Comparing 1928/1929 with 2004/2005

Between 1928 and Aug 1929 (2004 and 2005) the Fed targeted speculators in the stock market (mortgage/securitization) in an effort to halt excessive speculation, they certainly succeeded! Between 1929 and 1931(2006 and 2007) 5 of 6 financial institutions that failed were non regulated financial institutions.

For the next 18 months (depending on when you date the crisis to) the Government said the problem was confidence. When they finally began to address the problem, close to a change in Presidency, they first banned short sales (yes, both times) and then passed a rushed bank solvency bill that failed (yes, both times). Banks and the business classes continued to hoard partly out of uncertainty about the tax policies of the incoming Administration.

When FDR came to office he immediately closed the banks and only allowed the healthy ones to reopen. He then used the RFC in a manner different than his predecessor to finally get it right – unfortunately FDR tax policies kept us weak through the beginning of WWII. This Admin has, as announced yesterday, allowed the sick to get sicker, failed to do anything close to a real bank cleansing and is now proposing increased taxes on the business class.

Systemic risk regulators are only needed where they allow institutions to become systemically risky! For over 70 years we had banks that didn’t become systemically risky. I would propose that the concentration limits on deposits worked (in a world in which banks were deposit funded) in preventing systemic risks among banks. The systemic risk grew because as banks transitioned from deposit funding to capital markets funding we did not create any comparable rule to the deposit concentration rule. This allowed certain banks to become concentrated in being funded by, funding and intermediating in the capital markets.

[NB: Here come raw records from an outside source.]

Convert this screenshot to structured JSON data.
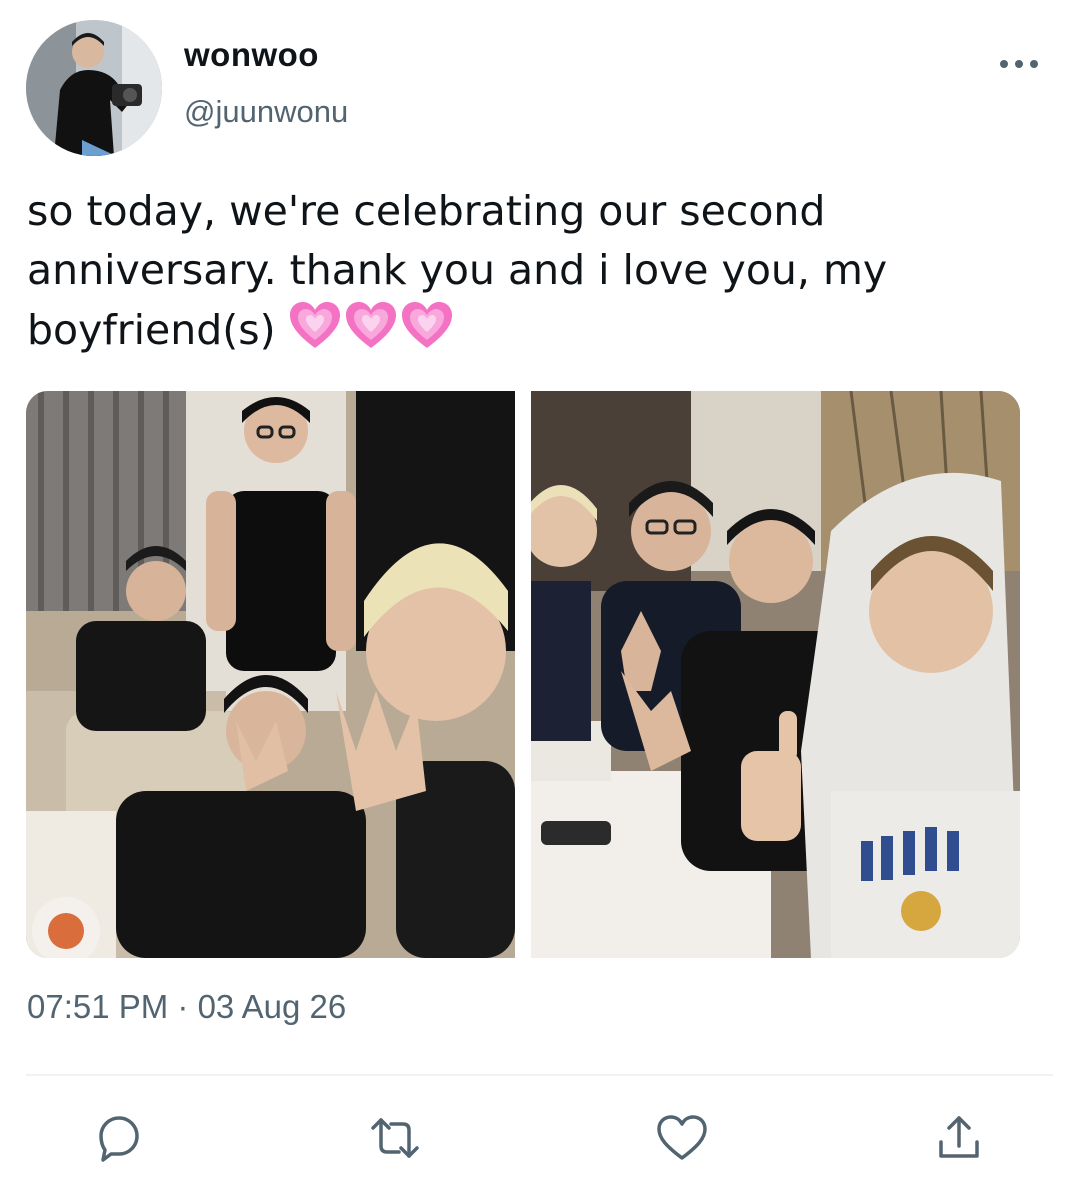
{
  "user": {
    "display_name": "wonwoo",
    "handle": "@juunwonu",
    "avatar_icon": "profile-photo"
  },
  "tweet": {
    "text_line1": "so today, we're celebrating our second",
    "text_line2": "anniversary. thank you and i love you, my",
    "text_line3": "boyfriend(s)",
    "emoji": [
      "growing-heart",
      "growing-heart",
      "growing-heart"
    ],
    "timestamp": "07:51 PM · 03 Aug 26"
  },
  "media": {
    "count": 2
  },
  "actions": [
    {
      "name": "reply",
      "icon": "speech-bubble-icon"
    },
    {
      "name": "retweet",
      "icon": "retweet-icon"
    },
    {
      "name": "like",
      "icon": "heart-icon"
    },
    {
      "name": "share",
      "icon": "share-icon"
    }
  ],
  "colors": {
    "text": "#0f1419",
    "secondary": "#536471",
    "divider": "#eff3f4",
    "heart_pink": "#f472c4"
  }
}
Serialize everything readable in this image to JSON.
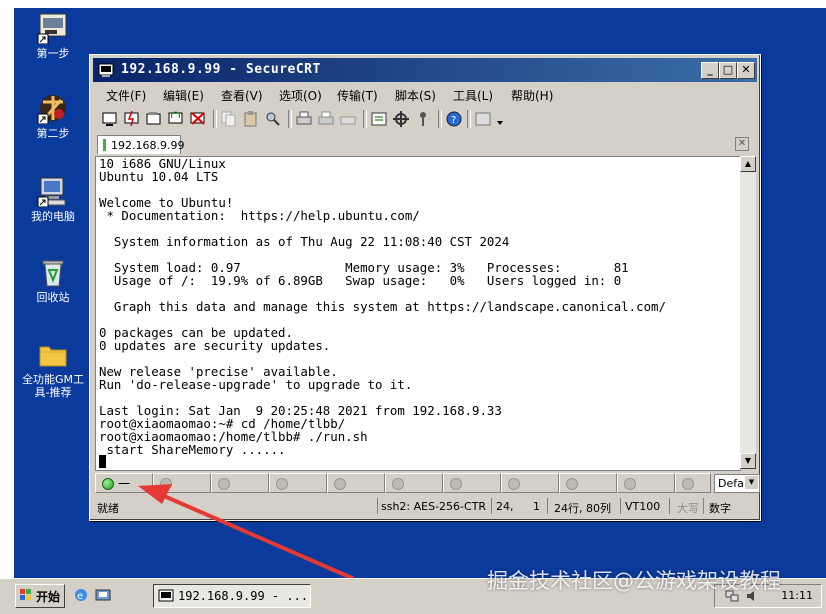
{
  "desktop": {
    "icons": [
      {
        "label": "第一步",
        "icon": "shortcut-app-icon"
      },
      {
        "label": "第二步",
        "icon": "game-logo-icon"
      },
      {
        "label": "我的电脑",
        "icon": "my-computer-icon"
      },
      {
        "label": "回收站",
        "icon": "recycle-bin-icon"
      },
      {
        "label": "全功能GM工具-推荐",
        "icon": "folder-icon"
      }
    ]
  },
  "window": {
    "title": "192.168.9.99 - SecureCRT",
    "menu": [
      "文件(F)",
      "编辑(E)",
      "查看(V)",
      "选项(O)",
      "传输(T)",
      "脚本(S)",
      "工具(L)",
      "帮助(H)"
    ],
    "tab_label": "192.168.9.99"
  },
  "terminal": {
    "lines": [
      "10 i686 GNU/Linux",
      "Ubuntu 10.04 LTS",
      "",
      "Welcome to Ubuntu!",
      " * Documentation:  https://help.ubuntu.com/",
      "",
      "  System information as of Thu Aug 22 11:08:40 CST 2024",
      "",
      "  System load: 0.97              Memory usage: 3%   Processes:       81",
      "  Usage of /:  19.9% of 6.89GB   Swap usage:   0%   Users logged in: 0",
      "",
      "  Graph this data and manage this system at https://landscape.canonical.com/",
      "",
      "0 packages can be updated.",
      "0 updates are security updates.",
      "",
      "New release 'precise' available.",
      "Run 'do-release-upgrade' to upgrade to it.",
      "",
      "Last login: Sat Jan  9 20:25:48 2021 from 192.168.9.33",
      "root@xiaomaomao:~# cd /home/tlbb/",
      "root@xiaomaomao:/home/tlbb# ./run.sh",
      " start ShareMemory ......"
    ]
  },
  "session_bar": {
    "first_slot_label": "一",
    "dropdown_value": "Defa"
  },
  "status": {
    "ready": "就绪",
    "protocol": "ssh2: AES-256-CTR",
    "row": "24,",
    "col": "1",
    "size": "24行, 80列",
    "term": "VT100",
    "caps": "大写",
    "num": "数字"
  },
  "taskbar": {
    "start_label": "开始",
    "app_label": "192.168.9.99 - ...",
    "clock": "11:11"
  },
  "watermark": "掘金技术社区@公游戏架设教程",
  "colors": {
    "desktop": "#0a3a9c",
    "titlebar": "#0a246a",
    "arrow": "#e53935",
    "led_on": "#1a9a1a"
  }
}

The Fed is a liquidity regulator (a very good one) but it has no real skills in regulating credit risk (it had wanted to get rid of the leverage ratio and had it been successful all banks would be imperiled). It can’t work as a reputational risk regulator and it is unclear if anyone has the skills to oversee systemic operational risk.

Instead of a systemic risk regulator we should modernize the concentration rules to include deposit concentration limits and market concentration limits. It was leverage, not profitability, that allowed the big buys to get so big.